Might be worth reading. I think that the most economical approach might be to purchase a digital keyboard (they start around $200) and re-learn piano. Violins and cellos are more expensive than you think, for a decent one. Also, with piano, even an electronic one, you have access to an astonishingly large repertoire. I also think it is easier to get started as an adult.

Marc Puckett said...

Hmm. Thanks for the pointer to the 2011 post. I have thought about the keyboard option, too, and frankly the only reason I've pushed it aside is that the gross incongruity of investing in an electronic keyboard when there is a perfectly fine, if practically unusable (long story...), upright piano in the house is too offensive to my sense of economy.

Bryan Townsend said...

You know, I think I actually almost understand!

Christine Lacroix said...

What's the worst thing that could happen if you tried the violin or cello? Can't you rent one? And don't people often say that any 2 year violin student could play like Lindsey Stirling? That's always amazed me. I'm not a fan but just 2 years? Really? If it's true go for it! You can buy yourself some Peter Pan costumes, dance around on YouTube and get rich and famous! Sorry, I couldn't resist joking.

Marc Puckett said...

Ha, Christine! had to go look up Lindsey Stirling; I think I draw the line at letting myself be captured on video dancing, whether it goes on YouTube or not. Haven't read that post of Bryan's yet, but it's common knowledge (probably actually real knowledge in this instance, because of the way the brain works, I gather) that one learns languages and music easier and more efficiently or better at an early age rather than at 55. In any event, no earth-shattering harm can come from trying the violin or cello out, I suppose, but am not decided. Hadn't thought about rentals.

Christine Lacroix said...

Just looked on eBay for violins :

It might be harder for adults in some ways but maybe easier in other ways. We supposedly have more maturity, right?

Bryan Townsend said...

The most important factor in choosing an instrument is that you really like that instrument! Whatever it is, if you like it, the sound, if something about it really attracts you, then go for it. Even if it is the sopranino ophicleide!
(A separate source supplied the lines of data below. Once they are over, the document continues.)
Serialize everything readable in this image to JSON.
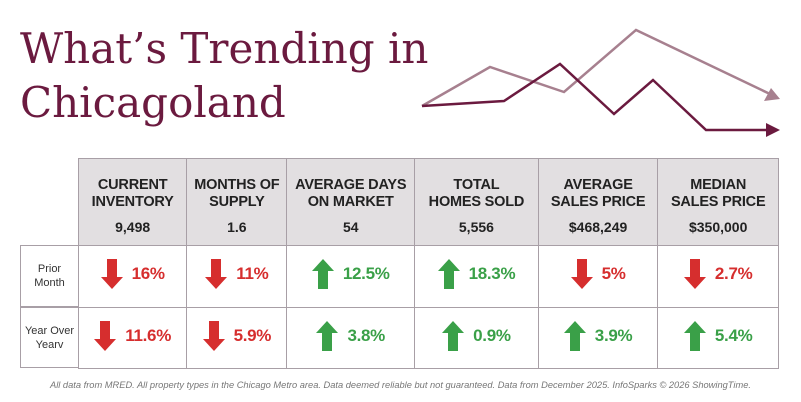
{
  "title": {
    "line1": "What’s Trending in",
    "line2": "Chicagoland"
  },
  "colors": {
    "title": "#6b1a3f",
    "up": "#3aa048",
    "down": "#d62e2e",
    "header_bg": "#e2dfe1",
    "deco_dark": "#6b1a3f",
    "deco_light": "#a7808f"
  },
  "columns": [
    {
      "label1": "CURRENT",
      "label2": "INVENTORY",
      "value": "9,498"
    },
    {
      "label1": "MONTHS OF",
      "label2": "SUPPLY",
      "value": "1.6"
    },
    {
      "label1": "AVERAGE DAYS",
      "label2": "ON MARKET",
      "value": "54"
    },
    {
      "label1": "TOTAL",
      "label2": "HOMES SOLD",
      "value": "5,556"
    },
    {
      "label1": "AVERAGE",
      "label2": "SALES PRICE",
      "value": "$468,249"
    },
    {
      "label1": "MEDIAN",
      "label2": "SALES PRICE",
      "value": "$350,000"
    }
  ],
  "rows": [
    {
      "label1": "Prior",
      "label2": "Month",
      "changes": [
        {
          "dir": "down",
          "pct": "16%"
        },
        {
          "dir": "down",
          "pct": "11%"
        },
        {
          "dir": "up",
          "pct": "12.5%"
        },
        {
          "dir": "up",
          "pct": "18.3%"
        },
        {
          "dir": "down",
          "pct": "5%"
        },
        {
          "dir": "down",
          "pct": "2.7%"
        }
      ]
    },
    {
      "label1": "Year Over",
      "label2": "Yearv",
      "changes": [
        {
          "dir": "down",
          "pct": "11.6%"
        },
        {
          "dir": "down",
          "pct": "5.9%"
        },
        {
          "dir": "up",
          "pct": "3.8%"
        },
        {
          "dir": "up",
          "pct": "0.9%"
        },
        {
          "dir": "up",
          "pct": "3.9%"
        },
        {
          "dir": "up",
          "pct": "5.4%"
        }
      ]
    }
  ],
  "footer": "All data from MRED. All property types in the Chicago Metro area. Data deemed reliable but not guaranteed. Data from December 2025. InfoSparks © 2026 ShowingTime."
}
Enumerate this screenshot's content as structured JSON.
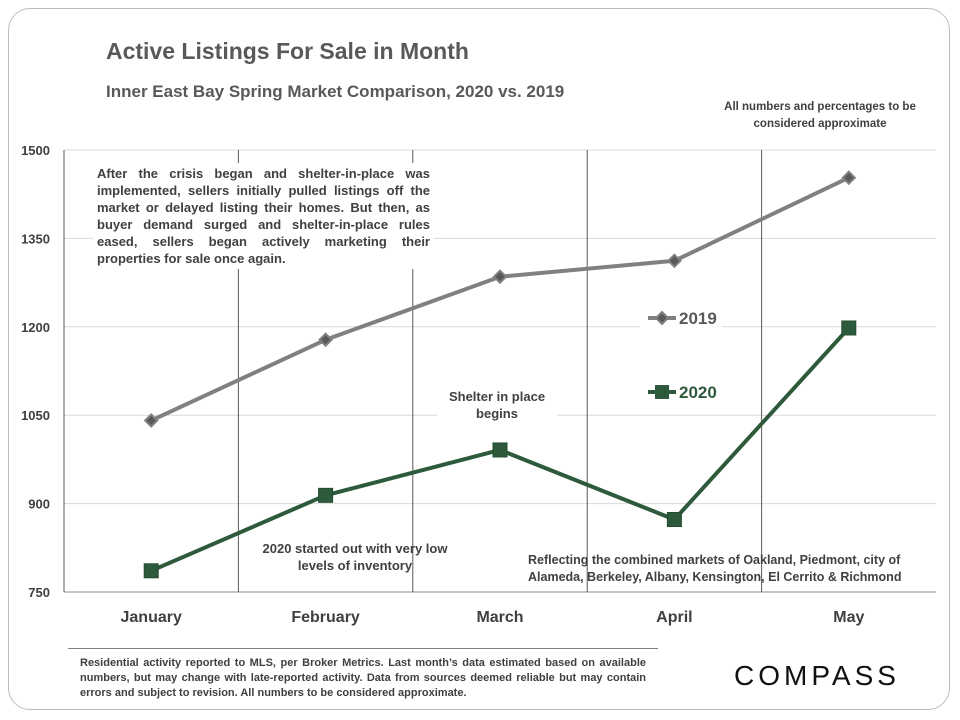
{
  "chart_data": {
    "type": "line",
    "title": "Active Listings For Sale in Month",
    "subtitle": "Inner East Bay Spring Market Comparison,  2020 vs. 2019",
    "categories": [
      "January",
      "February",
      "March",
      "April",
      "May"
    ],
    "ylim": [
      750,
      1500
    ],
    "yticks": [
      "1500",
      "1350",
      "1200",
      "1050",
      "900",
      "750"
    ],
    "series": [
      {
        "name": "2019",
        "values": [
          1041,
          1178,
          1285,
          1312,
          1453
        ],
        "color": "#808080",
        "marker": "diamond"
      },
      {
        "name": "2020",
        "values": [
          786,
          914,
          991,
          873,
          1198
        ],
        "color": "#2e5a3c",
        "marker": "square"
      }
    ],
    "legend_placement": "center-right",
    "grid": "horizontal and vertical"
  },
  "notes": {
    "top_right": "All numbers and percentages to be considered approximate",
    "crisis": "After the crisis began and shelter-in-place was implemented, sellers initially pulled listings off the market or delayed listing their homes. But then, as buyer demand surged and shelter-in-place rules eased, sellers began actively marketing their properties for sale once again.",
    "shelter": "Shelter in place begins",
    "start_2020": "2020 started out with very low levels of inventory",
    "markets": "Reflecting the combined markets of Oakland, Piedmont, city of Alameda, Berkeley, Albany, Kensington, El Cerrito & Richmond"
  },
  "footer": {
    "disclaimer": "Residential activity reported to MLS, per Broker Metrics. Last month’s data estimated based on available numbers, but may change with late-reported activity. Data from sources deemed reliable but may contain errors and subject to revision. All numbers to be considered approximate.",
    "logo": "COMPASS"
  }
}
Some people might say that any 2 year violin student could play like Lindsey Stirling, but they are most likely idiots. Bowed string instruments take a lot of work. My violinist partner says that it can take a couple of years just to get exactly the right angle and position for the right hand holding the bow.

I have had a number of adult students over the years and while what they can achieve is curtailed somewhat by not starting young, still, they seemed very happy with what they were able to achieve!

Christine Lacroix said...

I like your analogy about the stained glass window vs clear glass. It must be a devilishly difficult goal to reach. Just look at our handwriting. We all learned the same strokes in school but no two people write the same way. As a child I tried desperately to change my handwriting. Never succeeded and it's still basically the same. Is that a bad analogy?

Bryan Townsend said...

People may wonder what classical musicians are doing during those ten or so years it takes to "master" (not that you ever really do) an instrument. Part of the answer is training yourself to read and understand musical scores with the goal of making them come alive in the most transparent way possible. I am avoiding using the word "intention" as it is problematic, but what we are trying to do is see the musical meaning inherent in the score and make it come alive for the audience. This involves historical, theoretical and aesthetic understanding.

Handwriting is a somewhat oblique analogy, but perhaps a related one might be what Medieval monks did with manuscripts: they copied them as accurately as possible, though sometimes doing nifty illuminations.